Desde que criei este blogue, no dia especial que é 29 de Fevereiro, falei apenas de projectos do Mundo Perfeito. No entanto, quero que este espaço seja também um lugar de opiniões. Durante esta última semana, alguns amigos (provavelmente, as únicas pessoas que se deram contam da criação deste blogue) chamaram-me à atenção para o perigo que as minhas opiniões poderiam representar para o Mundo Perfeito como produtora de espectáculos e projectos culturais. Ainda por cima nessa área, onde qualquer leve brisa de pensamento político se revela, por norma, muito prejudicial ao negócio. Fizeram-no, sei-o bem, não por falta de coragem, mas por pura amizade.
Durante a semana, o trabalho obrigou-me a relegar para segundo plano a vontade de escrever aqui sobre algumas coisas que tenho visto acontecer. O espectáculo “Vagabundos de Nós”, de Daniel Sampaio, está prestes a estrear no Teatro Maria Matos; o espectáculo “Stand-up Tragedy” faz digressão em Coimbra (Teatro Académico Gil Vicente, 9 e 10 de Março) e, para lá do Mundo Perfeito, o meu trabalho nas Produções Fictícias tem ocupado a maior parte do meu tempo.
No entanto, o debate sobre a despenalização do aborto que regressou, esta semana, à Assembleia, empurra-me para estas linhas. E fá-lo por diversos motivos. Não só pela urgência e relevância social do tema. Também porque se reveste de características que só justificam a minha vontade de usar este espaço.
O PSD absteve-se de tomar uma posição nesta questão. Já muita tinta e outras tantas gargalhadas foram gastas à custa da célebre “não-posição” inventada, num arroubo linguístico, pelo líder de bancada Guilherme Silva. O preço da paz com a potência bélica do CDS/PP é o silêncio acerca de uma questão de consciência, de vida ou morte, de verdade ou mentira, como a despenalização do aborto. Já antes, Guterres tinha optado pelo silêncio.

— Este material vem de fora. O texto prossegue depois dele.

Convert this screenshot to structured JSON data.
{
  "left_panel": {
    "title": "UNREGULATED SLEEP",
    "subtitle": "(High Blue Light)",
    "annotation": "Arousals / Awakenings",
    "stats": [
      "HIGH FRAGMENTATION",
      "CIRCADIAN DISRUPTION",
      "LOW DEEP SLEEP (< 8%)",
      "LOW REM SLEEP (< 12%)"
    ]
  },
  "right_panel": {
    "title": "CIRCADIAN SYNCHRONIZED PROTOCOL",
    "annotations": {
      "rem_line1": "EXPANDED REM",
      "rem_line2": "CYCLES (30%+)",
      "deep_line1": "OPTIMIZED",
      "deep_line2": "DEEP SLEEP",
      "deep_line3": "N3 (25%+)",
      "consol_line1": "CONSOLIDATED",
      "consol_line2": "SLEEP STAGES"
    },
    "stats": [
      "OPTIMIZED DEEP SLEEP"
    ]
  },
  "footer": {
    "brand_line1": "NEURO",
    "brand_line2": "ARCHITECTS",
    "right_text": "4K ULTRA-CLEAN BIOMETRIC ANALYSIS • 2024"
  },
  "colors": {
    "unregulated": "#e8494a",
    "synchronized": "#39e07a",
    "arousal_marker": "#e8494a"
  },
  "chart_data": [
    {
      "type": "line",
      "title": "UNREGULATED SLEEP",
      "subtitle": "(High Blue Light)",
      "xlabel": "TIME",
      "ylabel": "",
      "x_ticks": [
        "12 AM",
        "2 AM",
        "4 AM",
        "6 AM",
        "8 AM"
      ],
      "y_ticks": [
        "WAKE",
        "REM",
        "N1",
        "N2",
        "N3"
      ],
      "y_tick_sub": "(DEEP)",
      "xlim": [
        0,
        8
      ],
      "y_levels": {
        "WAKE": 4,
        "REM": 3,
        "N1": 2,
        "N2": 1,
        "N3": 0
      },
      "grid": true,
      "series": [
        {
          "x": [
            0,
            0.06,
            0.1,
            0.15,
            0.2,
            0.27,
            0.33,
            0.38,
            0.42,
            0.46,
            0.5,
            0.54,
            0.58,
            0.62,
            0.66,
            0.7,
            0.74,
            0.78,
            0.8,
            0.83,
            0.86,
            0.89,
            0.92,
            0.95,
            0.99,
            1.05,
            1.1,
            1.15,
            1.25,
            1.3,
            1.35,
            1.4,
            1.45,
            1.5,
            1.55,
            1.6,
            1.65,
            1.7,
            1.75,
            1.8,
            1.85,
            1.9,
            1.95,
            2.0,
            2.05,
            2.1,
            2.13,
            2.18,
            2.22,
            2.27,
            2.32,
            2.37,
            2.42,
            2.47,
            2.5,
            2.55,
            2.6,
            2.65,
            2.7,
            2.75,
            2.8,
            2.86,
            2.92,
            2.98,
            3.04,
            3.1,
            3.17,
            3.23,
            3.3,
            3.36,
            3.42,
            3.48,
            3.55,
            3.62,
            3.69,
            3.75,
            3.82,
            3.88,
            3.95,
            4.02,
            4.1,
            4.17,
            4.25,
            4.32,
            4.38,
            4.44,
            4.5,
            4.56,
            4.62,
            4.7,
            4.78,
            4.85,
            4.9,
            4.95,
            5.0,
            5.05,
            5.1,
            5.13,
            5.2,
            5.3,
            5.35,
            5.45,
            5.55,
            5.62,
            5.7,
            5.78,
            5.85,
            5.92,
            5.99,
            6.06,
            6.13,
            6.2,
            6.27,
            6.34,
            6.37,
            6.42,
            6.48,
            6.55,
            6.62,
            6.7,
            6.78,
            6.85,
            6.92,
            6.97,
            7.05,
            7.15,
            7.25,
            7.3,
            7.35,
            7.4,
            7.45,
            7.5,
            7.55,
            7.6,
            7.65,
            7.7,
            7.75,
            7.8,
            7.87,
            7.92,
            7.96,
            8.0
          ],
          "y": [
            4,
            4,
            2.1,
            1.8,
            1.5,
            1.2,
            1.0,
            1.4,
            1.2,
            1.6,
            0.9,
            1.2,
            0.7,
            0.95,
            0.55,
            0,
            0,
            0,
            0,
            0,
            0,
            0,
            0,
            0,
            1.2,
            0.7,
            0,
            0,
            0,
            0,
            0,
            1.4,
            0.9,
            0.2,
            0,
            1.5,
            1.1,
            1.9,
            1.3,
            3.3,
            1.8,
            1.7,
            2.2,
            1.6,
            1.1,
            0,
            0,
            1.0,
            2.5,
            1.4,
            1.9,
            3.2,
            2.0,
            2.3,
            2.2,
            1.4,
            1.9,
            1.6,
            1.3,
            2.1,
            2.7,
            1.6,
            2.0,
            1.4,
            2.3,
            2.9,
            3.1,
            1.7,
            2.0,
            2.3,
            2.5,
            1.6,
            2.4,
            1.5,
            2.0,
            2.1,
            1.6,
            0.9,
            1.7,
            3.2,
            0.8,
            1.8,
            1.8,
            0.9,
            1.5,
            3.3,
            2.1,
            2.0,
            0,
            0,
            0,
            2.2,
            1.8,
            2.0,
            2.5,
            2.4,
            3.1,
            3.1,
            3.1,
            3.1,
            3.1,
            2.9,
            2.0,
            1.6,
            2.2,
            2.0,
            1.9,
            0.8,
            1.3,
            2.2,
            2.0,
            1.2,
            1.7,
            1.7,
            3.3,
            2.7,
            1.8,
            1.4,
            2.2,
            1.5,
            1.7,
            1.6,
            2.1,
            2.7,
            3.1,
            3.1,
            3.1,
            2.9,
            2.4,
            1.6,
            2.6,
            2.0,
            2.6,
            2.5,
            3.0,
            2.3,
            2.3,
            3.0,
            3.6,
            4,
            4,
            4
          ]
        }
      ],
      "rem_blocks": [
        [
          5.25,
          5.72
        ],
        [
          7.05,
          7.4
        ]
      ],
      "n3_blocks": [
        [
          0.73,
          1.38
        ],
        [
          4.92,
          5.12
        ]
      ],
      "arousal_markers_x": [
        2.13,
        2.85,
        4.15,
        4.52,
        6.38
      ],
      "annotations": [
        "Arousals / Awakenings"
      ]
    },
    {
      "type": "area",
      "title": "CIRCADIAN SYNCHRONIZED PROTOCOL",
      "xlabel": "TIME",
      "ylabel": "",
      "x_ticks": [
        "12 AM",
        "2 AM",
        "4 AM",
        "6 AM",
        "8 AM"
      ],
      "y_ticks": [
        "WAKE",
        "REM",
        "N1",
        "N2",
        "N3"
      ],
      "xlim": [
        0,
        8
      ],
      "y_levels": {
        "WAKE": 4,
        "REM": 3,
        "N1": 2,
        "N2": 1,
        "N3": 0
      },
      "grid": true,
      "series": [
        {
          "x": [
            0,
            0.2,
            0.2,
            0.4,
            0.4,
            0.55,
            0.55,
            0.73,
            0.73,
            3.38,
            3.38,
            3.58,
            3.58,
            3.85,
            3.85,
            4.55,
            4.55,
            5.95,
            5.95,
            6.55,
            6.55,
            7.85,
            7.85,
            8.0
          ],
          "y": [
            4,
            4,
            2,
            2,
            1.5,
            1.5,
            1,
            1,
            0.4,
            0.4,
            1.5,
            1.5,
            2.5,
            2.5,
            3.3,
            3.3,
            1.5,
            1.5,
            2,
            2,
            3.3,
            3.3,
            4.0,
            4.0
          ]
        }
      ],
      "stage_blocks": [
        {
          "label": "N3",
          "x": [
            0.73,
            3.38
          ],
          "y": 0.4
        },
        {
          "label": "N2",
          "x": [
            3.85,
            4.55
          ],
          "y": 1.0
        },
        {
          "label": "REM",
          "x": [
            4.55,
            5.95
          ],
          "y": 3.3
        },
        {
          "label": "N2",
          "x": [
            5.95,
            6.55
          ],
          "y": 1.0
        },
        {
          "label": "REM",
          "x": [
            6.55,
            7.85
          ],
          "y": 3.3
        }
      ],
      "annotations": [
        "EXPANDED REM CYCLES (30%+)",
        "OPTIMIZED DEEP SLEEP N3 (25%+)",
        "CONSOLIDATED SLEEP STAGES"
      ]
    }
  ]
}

E esta capacidade de transformar um dos poucos debates que preocupa a deficiente opinião pública portuguesa em ficha de póquer do jogo político, é um sintoma da democracia em que vivemos.
A primeira vez que expresso uma opinião pessoal neste espaço é sobre a despenalização do aborto porque considero que este é um assunto que não suporta silêncios. Assumo-me a favor da despenalização, embora considere, como muitos que tomam a mesma posição que eu, que nunca seria capaz de optar pelo aborto. No entanto, estou convicto que prestam melhor serviço a este debate aqueles que considero opositores. Prefiro ter pela frente os que me falam da concepção como início duma vida ou até os que recorrem a argumentos mais hipócritas e demagógicos, do que ter o silêncio laranja. O silêncio é, neste caso, o desprezo pelo tema e pelo sofrimento que ele causa. O silêncio é infame.
O que percebemos, durante esta semana, é que o PSD não quer falar do que se passa para não ter que dizer que sabe o que se passa. Porque se o PSD assumisse que sabe, teria que escolher. E escolher, nestes tempos, é perigoso. Falar, ter opiniões ou convicções, optar, tomar partido, é absolutamente inconciliável com o poder, pensam eles. Por isso escolhi a despenalização do aborto como primeiro tema de um texto aqui no blogue. Porque o que eu penso do poder é outra coisa.